The shared, derived character that unites all monocots is the single cotyledon, a feature first noted by John Ray in 1703. Other features that are common in monocots but not necessarily unique to or universal among them are: vascular bundles irregularly distributed in cross section of the stem, parallel veins in the leaves (mostly in the more derived groups), and flower parts in multiples of three. Despite the lack of true secondary growth in monocots, most growth habits are found in the group including floating and submerged aquatics, lianas, trees, epiphytes, and forbs of all sizes.
Relationships of Monocots to other Angiosperms
A singular origin for the monocots is generally accepted with numerous morphological synapomorphies proposed for the group (Donoghue and Doyle, 1989; Doyle and Donoghue, 1992; Tucker and Douglas, 1996). Additionally, most molecular analyses of monocots have provided strong support for their monophyly (Chase, et al., 1993, 1995; Duvall, et al., 1993; Hamby and Zimmer, 1992).
Relative to other angiosperms, the monocots are most frequently placed among a group of predominantly herbaceous magnoliid taxa (Lactoridaceae, Aristolochiaceae, Piperaceae, Sauraraceae, Nymphaeaceae) collectively referred to as the "paleoherbs" (Donoghue and Doyle, 1989). The specific relationships among these taxa are still unclear but a close relationship of the monocots with either the woody magnoliid taxa or the more derived, tricolpate, "eudicots" is not supported in any analysis.
The fossil record of the Monocotyledons is old with the first probable monocot remains dating to the Early Cretaceous. The presence of morphologically diverse fossils by the Campanian suggests a relatively rapid radiation into most of the extant major groups early in the course of monocot evolution (Herendeen and Crane, 1995).
Discussion of Phylogenetic Relationships
The terminal taxa in this phylogeny are based on the major groups recognized and delimited by Dahlgren, et al. (1985) and Thorne (1992a, b) with several modifications. Although earlier work by Huber (1969, 1977) provided the context for a more explicit analysis of monocot relationships, Dahlgren and co-workers were the first to utilize cladistic approaches to the study of monocot phylogeny and their taxonomy is still the most complete. As such, it has served as the basis for most recent studies of the monocots (e.g., Rudall, et al, 1995). Alternate taxonomic systems of Cronquist (1981), Thorne (1992a, b) and Takhtajan (1980, 1987) are largely congruent with that of Dahlgren, et al. (1985) but differ in treatment of lilioid and basal monocots. The systems of Dahlgren and Thorne maintain numerous smaller families in the Lilianae as opposed to a few relatively large ones and place lilioid elements at the base of the monocots rather than the Alismatanae and Aranae.

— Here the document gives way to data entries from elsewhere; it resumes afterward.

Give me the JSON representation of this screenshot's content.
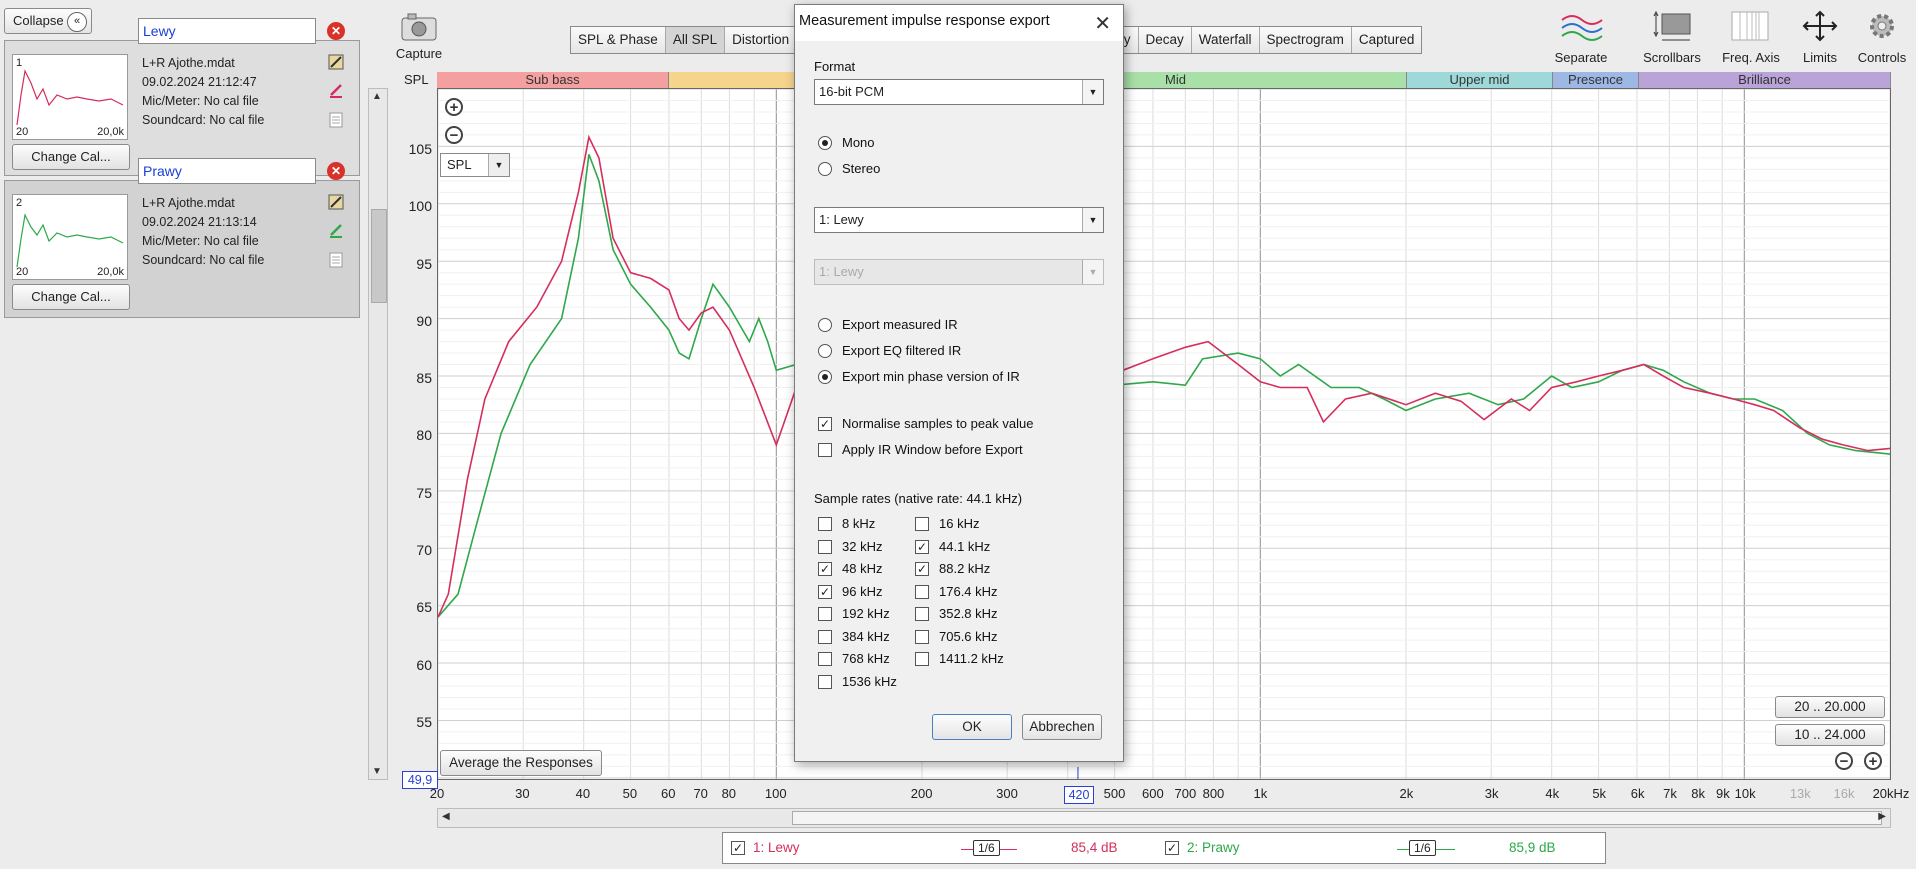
{
  "left_panel": {
    "collapse_label": "Collapse",
    "measurements": [
      {
        "num": "1",
        "name": "Lewy",
        "file": "L+R Ajothe.mdat",
        "date": "09.02.2024 21:12:47",
        "mic": "Mic/Meter: No cal file",
        "soundcard": "Soundcard: No cal file",
        "change_cal": "Change Cal...",
        "lo": "20",
        "hi": "20,0k",
        "color": "#d62e5c"
      },
      {
        "num": "2",
        "name": "Prawy",
        "file": "L+R Ajothe.mdat",
        "date": "09.02.2024 21:13:14",
        "mic": "Mic/Meter: No cal file",
        "soundcard": "Soundcard: No cal file",
        "change_cal": "Change Cal...",
        "lo": "20",
        "hi": "20,0k",
        "color": "#2ea84a"
      }
    ]
  },
  "toolbar": {
    "capture_label": "Capture",
    "tabs": [
      "SPL & Phase",
      "All SPL",
      "Distortion",
      "ity",
      "Decay",
      "Waterfall",
      "Spectrogram",
      "Captured"
    ],
    "active_tab": "All SPL",
    "right_tools": [
      "Separate",
      "Scrollbars",
      "Freq. Axis",
      "Limits",
      "Controls"
    ]
  },
  "chart": {
    "spl_label": "SPL",
    "bands": [
      {
        "label": "Sub bass",
        "color": "#f4a0a0"
      },
      {
        "label": "",
        "color": "#f5d58c"
      },
      {
        "label": "Mid",
        "color": "#a8e0a8"
      },
      {
        "label": "Upper mid",
        "color": "#9ed8d8"
      },
      {
        "label": "Presence",
        "color": "#9eb8e6"
      },
      {
        "label": "Brilliance",
        "color": "#b9a3d8"
      }
    ],
    "y_ticks": [
      "105",
      "100",
      "95",
      "90",
      "85",
      "80",
      "75",
      "70",
      "65",
      "60",
      "55"
    ],
    "y_readout": "49,9",
    "x_ticks": [
      "20",
      "30",
      "40",
      "50",
      "60",
      "70",
      "80",
      "100",
      "200",
      "300",
      "4",
      "500",
      "600",
      "700",
      "800",
      "1k",
      "2k",
      "3k",
      "4k",
      "5k",
      "6k",
      "7k",
      "8k",
      "9k",
      "10k",
      "13k",
      "16k",
      "20kHz"
    ],
    "x_readout": "420",
    "spl_select": "SPL",
    "avg_button": "Average the Responses",
    "range_buttons": [
      "20 .. 20.000",
      "10 .. 24.000"
    ]
  },
  "legend": {
    "items": [
      {
        "label": "1: Lewy",
        "smoothing": "1/6",
        "value": "85,4 dB",
        "color": "#d62e5c"
      },
      {
        "label": "2: Prawy",
        "smoothing": "1/6",
        "value": "85,9 dB",
        "color": "#2ea84a"
      }
    ]
  },
  "dialog": {
    "title": "Measurement impulse response export",
    "format_label": "Format",
    "format_value": "16-bit PCM",
    "channel_options": [
      "Mono",
      "Stereo"
    ],
    "channel_selected": "Mono",
    "measurement_select": "1: Lewy",
    "second_select": "1: Lewy",
    "export_options": [
      "Export measured IR",
      "Export EQ filtered IR",
      "Export min phase version of IR"
    ],
    "export_selected": "Export min phase version of IR",
    "normalise_label": "Normalise samples to peak value",
    "normalise_checked": "✓",
    "apply_window_label": "Apply IR Window before Export",
    "sample_rates_label": "Sample rates (native rate: 44.1 kHz)",
    "rates_left": [
      {
        "label": "8 kHz",
        "mark": ""
      },
      {
        "label": "32 kHz",
        "mark": ""
      },
      {
        "label": "48 kHz",
        "mark": "✓"
      },
      {
        "label": "96 kHz",
        "mark": "✓"
      },
      {
        "label": "192 kHz",
        "mark": ""
      },
      {
        "label": "384 kHz",
        "mark": ""
      },
      {
        "label": "768 kHz",
        "mark": ""
      },
      {
        "label": "1536 kHz",
        "mark": ""
      }
    ],
    "rates_right": [
      {
        "label": "16 kHz",
        "mark": ""
      },
      {
        "label": "44.1 kHz",
        "mark": "✓"
      },
      {
        "label": "88.2 kHz",
        "mark": "✓"
      },
      {
        "label": "176.4 kHz",
        "mark": ""
      },
      {
        "label": "352.8 kHz",
        "mark": ""
      },
      {
        "label": "705.6 kHz",
        "mark": ""
      },
      {
        "label": "1411.2 kHz",
        "mark": ""
      }
    ],
    "ok_label": "OK",
    "cancel_label": "Abbrechen"
  }
}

The phylogenetic hypothesis represented here is based largely on the rbcL reconstructions of Duvall, et al. (1993a, b) and Chase, et al. (1995a) with consideration of the morphological studies of Dalhgren, et al. (1983, 1985) and Stevenson and Loconte (1995; see also Chase, et al., 1995b) as well as the nrDNA 18S SSU studies of Hamby and Zimmer (1992) and Bharathan and Zimmer (1995). Resolution within and among certain subgroups is predominantly based on various works presented in Rudall, et al. (1995).
The general relationships depicted in this tree are recovered in most analyses although taxon sampling is not completely comparable from study to study. Differences in topology concern the nature of the basal lineages (specifically the position of the alismatid/aroid and the dioscorealean/melanthioid lineages), placement of certain enigmatic taxa such as the Cyclanthaceae, Eriocaulaceae, Hanguanaceae, Pandanaceae, Velloziaceae, and Xyridaceae, and resolution within the Lilianae and Commelinanae.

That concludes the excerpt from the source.